Wednesday, August 22, 2007

The Vietnam Analogy

The administration is apparently preparing a new public tack on the Iraq War, one we've already heard echoed hear and there: leaving Iraq now would be equivalent to the tragedy of giving up on Vietnam. But, as usual, scratch off a bit of the patina and the analogy gets wacky.

As for the analogy, Josh Marshall:

Going forty years on, it is not too much to say that virtually none of the predicted negative repercussions of our departure from Vietnam ever came to pass.

Asia didn't go Communist. Our Asian allies didn't abandon us. Rather, the Vietnamese began to fall out with her Communist allies. With the Cold War over, in strategic terms at least, it's almost hard to remember what the whole fight was about. If anything, the clearest lesson of Vietnam would seem to be that there can be a vast hue and cry about the catastrophic effects of disengagement from a failed policy and it can turn out that none of them are true...

"Whatever your position in that debate, one unmistakable legacy of Vietnam is that the price of America's withdrawal was paid by millions of innocent citizens, whose agonies would add to our vocabulary new terms like 'boat people,' 're-education camps' and 'killing fields,' " the president will say.

The story of the 'boat people' is unquestionably tragic. And there's little doubt that there are many Iraqis who will pay either with their lives or nationality for aiding us in various ways during our occupation of the country. But to govern our policy on this basis is simply to buy into a classic sunk cost fallacy. A far better -- and really quite necessary -- policy would be to give asylum to a lot of these people rather than continuing to get more of them into the same position in advance of our inevitable departure.

More concretely though, didn't the killing fields happen in Cambodia under the Khmer Rouge rather than Vietnam? So doesn't that complicate the analogy a bit? And didn't that genocide actually come to an end when the Communist Vietnamese invaded in 1979 and overthrow the Khmer Rouge regime? The Vietnamese Communists may have been no great shakes. But can we get through one of these boneheaded historical analogies while keeping at least some of the facts intact?
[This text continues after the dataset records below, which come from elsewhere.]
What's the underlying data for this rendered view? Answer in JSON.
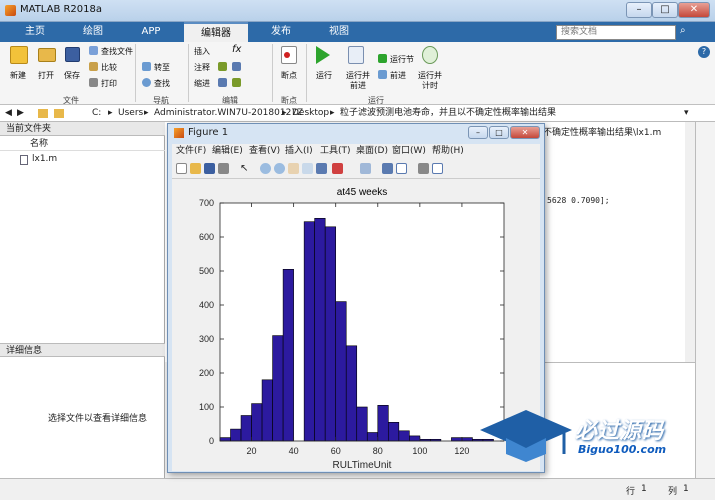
{
  "window": {
    "title": "MATLAB R2018a"
  },
  "tabs": [
    {
      "label": "主页"
    },
    {
      "label": "绘图"
    },
    {
      "label": "APP"
    },
    {
      "label": "编辑器"
    },
    {
      "label": "发布"
    },
    {
      "label": "视图"
    }
  ],
  "search": {
    "placeholder": "搜索文档"
  },
  "ribbon": {
    "file": {
      "new": "新建",
      "open": "打开",
      "save": "保存",
      "find_files": "查找文件",
      "compare": "比较",
      "print": "打印",
      "group": "文件"
    },
    "nav": {
      "goto": "转至",
      "find": "查找",
      "group": "导航"
    },
    "edit": {
      "insert": "插入",
      "comment": "注释",
      "indent": "缩进",
      "fx": "fx",
      "group": "编辑"
    },
    "breakpoints": {
      "label": "断点",
      "group": "断点"
    },
    "run": {
      "run": "运行",
      "run_advance_1": "运行并",
      "run_advance_2": "前进",
      "run_section": "运行节",
      "advance": "前进",
      "run_time_1": "运行并",
      "run_time_2": "计时",
      "group": "运行"
    }
  },
  "address": {
    "path": [
      "C:",
      "Users",
      "Administrator.WIN7U-20180127Z",
      "Desktop",
      "粒子滤波预测电池寿命，并且以不确定性概率输出结果"
    ]
  },
  "current_folder": {
    "title": "当前文件夹",
    "col_name": "名称",
    "files": [
      "lx1.m"
    ]
  },
  "detail": {
    "title": "详细信息",
    "hint": "选择文件以查看详细信息"
  },
  "editor": {
    "path_tail": "不确定性概率输出结果\\lx1.m",
    "code_fragment": "5628 0.7090];"
  },
  "figure": {
    "title": "Figure 1",
    "menu": [
      "文件(F)",
      "编辑(E)",
      "查看(V)",
      "插入(I)",
      "工具(T)",
      "桌面(D)",
      "窗口(W)",
      "帮助(H)"
    ]
  },
  "status": {
    "row_label": "行",
    "row": "1",
    "col_label": "列",
    "col": "1"
  },
  "watermark": {
    "text": "必过源码",
    "url": "Biguo100.com"
  },
  "chart_data": {
    "type": "bar",
    "title": "at45 weeks",
    "xlabel": "RULTimeUnit",
    "ylabel": "",
    "xlim": [
      5,
      140
    ],
    "ylim": [
      0,
      700
    ],
    "xticks": [
      20,
      40,
      60,
      80,
      100,
      120
    ],
    "yticks": [
      0,
      100,
      200,
      300,
      400,
      500,
      600,
      700
    ],
    "bar_color": "#2c1a9f",
    "bin_width": 5,
    "bin_centers": [
      7.5,
      12.5,
      17.5,
      22.5,
      27.5,
      32.5,
      37.5,
      42.5,
      47.5,
      52.5,
      57.5,
      62.5,
      67.5,
      72.5,
      77.5,
      82.5,
      87.5,
      92.5,
      97.5,
      102.5,
      107.5,
      112.5,
      117.5,
      122.5,
      127.5,
      132.5,
      137.5
    ],
    "values": [
      10,
      35,
      75,
      110,
      180,
      310,
      505,
      0,
      645,
      655,
      630,
      410,
      280,
      100,
      25,
      105,
      55,
      30,
      15,
      5,
      5,
      0,
      10,
      10,
      5,
      5,
      0
    ]
  }
}
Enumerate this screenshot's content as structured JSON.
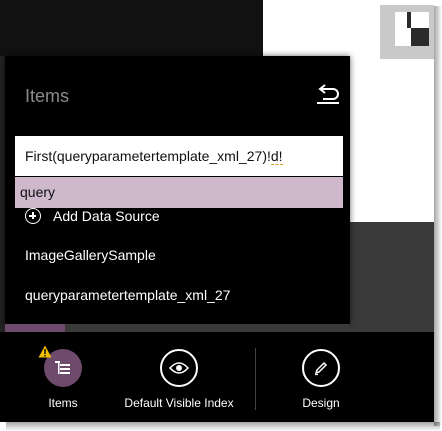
{
  "panel": {
    "title": "Items",
    "formula": {
      "prefix": "First(queryparametertemplate_xml_27)!",
      "squiggle": "d!"
    },
    "suggestion": "query",
    "add_source_label": "Add Data Source",
    "sources": [
      "ImageGallerySample",
      "queryparametertemplate_xml_27"
    ]
  },
  "toolbar": {
    "items_label": "Items",
    "default_visible_index_label": "Default Visible Index",
    "design_label": "Design"
  },
  "colors": {
    "accent": "#6e4a6c",
    "suggestion_bg": "#cdb8cc",
    "warning": "#f0c000"
  }
}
Furthermore, on the "strategic" front:
The president will also make the argument that withdrawing from Vietnam emboldened today's terrorists by compromising U.S. credibility, citing a quote from al Qaeda leader Osama bin Laden that the American people would rise against the Iraq war the same way they rose against the war in Vietnam, according to the excerpts.
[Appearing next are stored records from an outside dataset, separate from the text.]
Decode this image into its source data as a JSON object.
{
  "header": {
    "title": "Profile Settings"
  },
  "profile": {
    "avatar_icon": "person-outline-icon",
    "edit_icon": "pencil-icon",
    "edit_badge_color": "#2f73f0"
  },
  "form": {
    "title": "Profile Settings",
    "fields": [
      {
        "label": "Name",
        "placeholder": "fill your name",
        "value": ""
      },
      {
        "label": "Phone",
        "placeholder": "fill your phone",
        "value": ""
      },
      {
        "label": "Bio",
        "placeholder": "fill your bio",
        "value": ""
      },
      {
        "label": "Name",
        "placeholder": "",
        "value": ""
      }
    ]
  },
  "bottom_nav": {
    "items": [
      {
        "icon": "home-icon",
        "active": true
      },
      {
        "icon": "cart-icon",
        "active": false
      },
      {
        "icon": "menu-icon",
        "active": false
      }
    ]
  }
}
I'm not sure I've ever seen a better example of President Bush's comically inept strategic thinking. Actually, lack of strategic thinking. I'm sure you've noticed how, as the president's policies go further and further down the drain, he more and more often cites the authority of Osama bin Laden as the rationale for his policies. In this case, we must stay in Iraq forever wasting money and lives and destroying our position in the world because if we don't we'll have proved Osama bin Laden right.

Sigh, return to Exhibit A....

See also D at LGM for more.


C.M. Mayo said...

I'd like to see more about the Mexico analogy. I mean, the French in Mexico in the 1860s.

MT said...

I'd like him or someone else draw the same analogy at his impeachment. I'm starting to think that with the massiveness of the Big Lies we're hearing we've come close to evidence for brane worlds and string theory.

helmut said...

Nice, both of you.

Yes, we've apparently shifted to an alternative possible world at some point. Hope to get back to the other one someday soon. I left some things there myself.